На самом же деле все обстояло еще сложнее и еще опаснее для миллионов человеческих жизней, которые должны были погибнуть в случае катастрофы. Ибо самая катастрофа разразилась не потому, что германский капитализм оказался к 900-м годам окончательно удовлетворенным: он оказался лишь достаточно могучим и уверенным в себе, чтобы стремиться выбиться на мировой простор, чтобы стремиться к заполучению тех владений, которые ему были нужны для дальнейшего его расцвета. Его представители начали без страха думать о «пробе сил», считая, что исторический момент для этого благоприятен.
И тут-то оказалась роковая ошибка в счете[28]. Капиталистическое развитие соперников Германии выдвинуло и у них империалистский «бронированный кулак», о котором так любил поминать в своих речах император Вильгельм, и (в неодинаковой степени) у них тоже появились партии и течения, быстро свыкавшиеся с мыслью не только о неизбежности, но и о желательности большой войны. Германия была так могущественна, что ни франко-русский союз, ни Англия в отдельности напасть на нее не могли, она же могла с довольно большой вероятностью победы напасть если не на Англию, то на франко-русский союз.
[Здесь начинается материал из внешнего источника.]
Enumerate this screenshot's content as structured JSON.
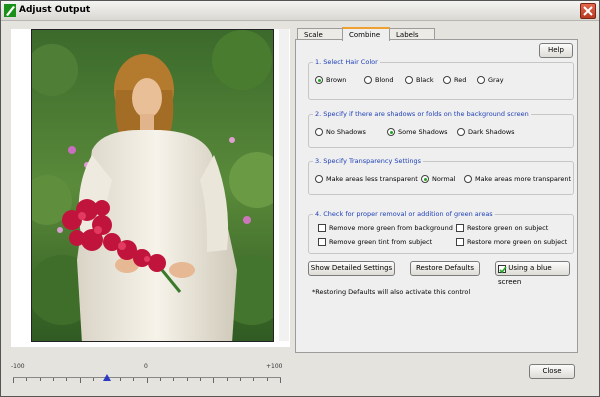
{
  "window": {
    "title": "Adjust Output"
  },
  "slider": {
    "min_label": "-100",
    "mid_label": "0",
    "max_label": "+100",
    "value": -30
  },
  "tabs": [
    {
      "label": "Scale",
      "active": false
    },
    {
      "label": "Combine",
      "active": true
    },
    {
      "label": "Labels",
      "active": false
    }
  ],
  "help_label": "Help",
  "section1": {
    "title": "1. Select Hair Color",
    "options": [
      "Brown",
      "Blond",
      "Black",
      "Red",
      "Gray"
    ],
    "selected": "Brown"
  },
  "section2": {
    "title": "2. Specify if there are shadows or folds on the background screen",
    "options": [
      "No Shadows",
      "Some Shadows",
      "Dark Shadows"
    ],
    "selected": "Some Shadows"
  },
  "section3": {
    "title": "3. Specify Transparency Settings",
    "options": [
      "Make areas less transparent",
      "Normal",
      "Make areas more transparent"
    ],
    "selected": "Normal"
  },
  "section4": {
    "title": "4. Check for proper removal or addition of green areas",
    "checks": [
      "Remove more green from background",
      "Restore green on subject",
      "Remove green tint from subject",
      "Restore more green on subject"
    ]
  },
  "buttons": {
    "detailed": "Show Detailed Settings",
    "restore": "Restore Defaults",
    "blue_screen": "Using a blue screen",
    "close": "Close"
  },
  "blue_screen_checked": true,
  "note": "*Restoring Defaults will also activate this control",
  "colors": {
    "accent": "#1d3fb6",
    "radio_on": "#22a822",
    "tab_highlight": "#f0a030"
  }
}
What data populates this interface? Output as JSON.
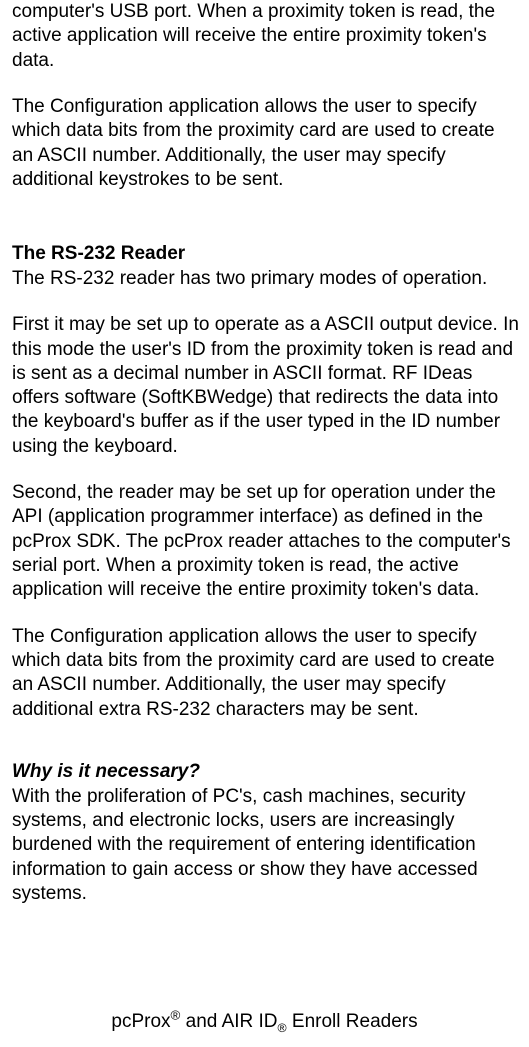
{
  "para1": "computer's USB port. When a proximity token is read, the active application will receive the entire proximity token's data.",
  "para2": "The Configuration application allows the user to specify which data bits from the proximity card are used to create an ASCII number. Additionally, the user may specify additional keystrokes to be sent.",
  "heading1": "The RS-232 Reader",
  "para3": "The RS-232 reader has two primary modes of operation.",
  "para4": "First it may be set up to operate as a ASCII output device. In this mode the user's ID from the proximity token is read and is sent as a decimal number in ASCII format. RF IDeas offers software (SoftKBWedge) that redirects the data into the keyboard's buffer as if the user typed in the ID number using the keyboard.",
  "para5": "Second, the reader may be set up for operation under the API (application programmer interface) as defined in the pcProx SDK. The pcProx reader attaches to the computer's serial port. When a proximity token is read, the active application will receive the entire proximity token's data.",
  "para6": "The Configuration application allows the user to specify which data bits from the proximity card are used to create an ASCII number. Additionally, the user may specify additional extra RS-232 characters may be sent.",
  "heading2": "Why is it necessary?",
  "para7": "With the proliferation of PC's, cash machines, security systems, and electronic locks, users are increasingly burdened with the requirement of entering identification information to gain access or show they have accessed systems.",
  "footer_pre": "pcProx",
  "footer_mid": " and AIR ID",
  "footer_post": " Enroll Readers",
  "reg": "®"
}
В то, что франко-русский союз может соединиться с Англией, ни Вильгельм II, ни канцлер Гогенлоэ, ни после него — канцлер Бюлов, ни стоявший за их спиной барон фон Гольштейн не считали возможным верить вплоть до того момента, когда это на самом деле произошло. «Бойтесь быть слишком сильными», — пророчески писал в 1871 г. великий историк Фюстель де Куланж императору Вильгельму I. А Германия Вильгельма II была неизмеримо еще сильнее и богаче, и этим самым облегчала образование враждебной коалиции.
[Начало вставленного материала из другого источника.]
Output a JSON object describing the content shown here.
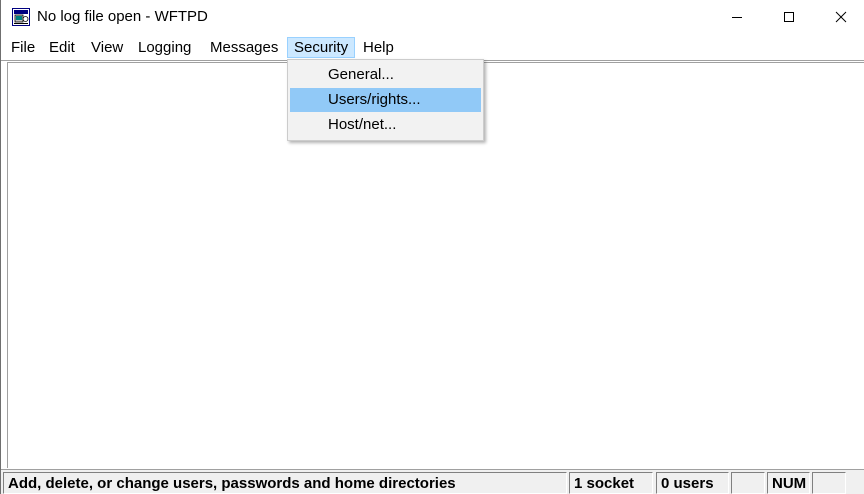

Багдадская железная дорога была самым крупным по своим возможным результатам успехом германской внешней политики за все царствование Вильгельма II. Но этот успех, чем больше он с каждым годом развивался и обозначался, ставил все более и более четко обозначавшийся назревавший вопрос об англо-германском соперничестве. В обеих странах представители империалистской идеи стремились превратить это соперничество в более или менее близком будущем из экономического в военно-политическое; в обеих странах начала прорываться в империалистских кругах зловещая фраза: «Время работает против нас, ждать дальше бесполезно». Но обе страны еще не были готовы, и, прежде всего, у противников Германии отсутствовало представление о возможности специального комбинирования всех своих сил для борьбы с Германией: до такой степени сами они сознавали остроту разногласий, которые существовали между ними самими и которые заставляли порой одних бороться с другими еще больше, чем с Германией.
Короче говоря, к началу XX в. существовала уже достаточная экономическая почва для появления антигерманской коалиции, но еще отсутствовали идеологические и политические условия, нужные для скорейшего ее создания. Конечно, речь тут шла не только об обороне, но и о чисто завоевательных целях. Необходимы были большие усилия настойчивой воли, далекого расчета, ясного сознания цели, дипломатической выдержки, деятельной политической интриги, чтобы ускорить время наступления этого события в истории европейских международных отношений, создания этой политической комбинации, предрешенной всей игрой взаимно противоборствующих капиталистических сил. 22 января 1901 г. на английский престол взошел человек, которому суждено было связать свое имя с этим событием, повлекшим за собой такие неисчислимые и роковые последствия.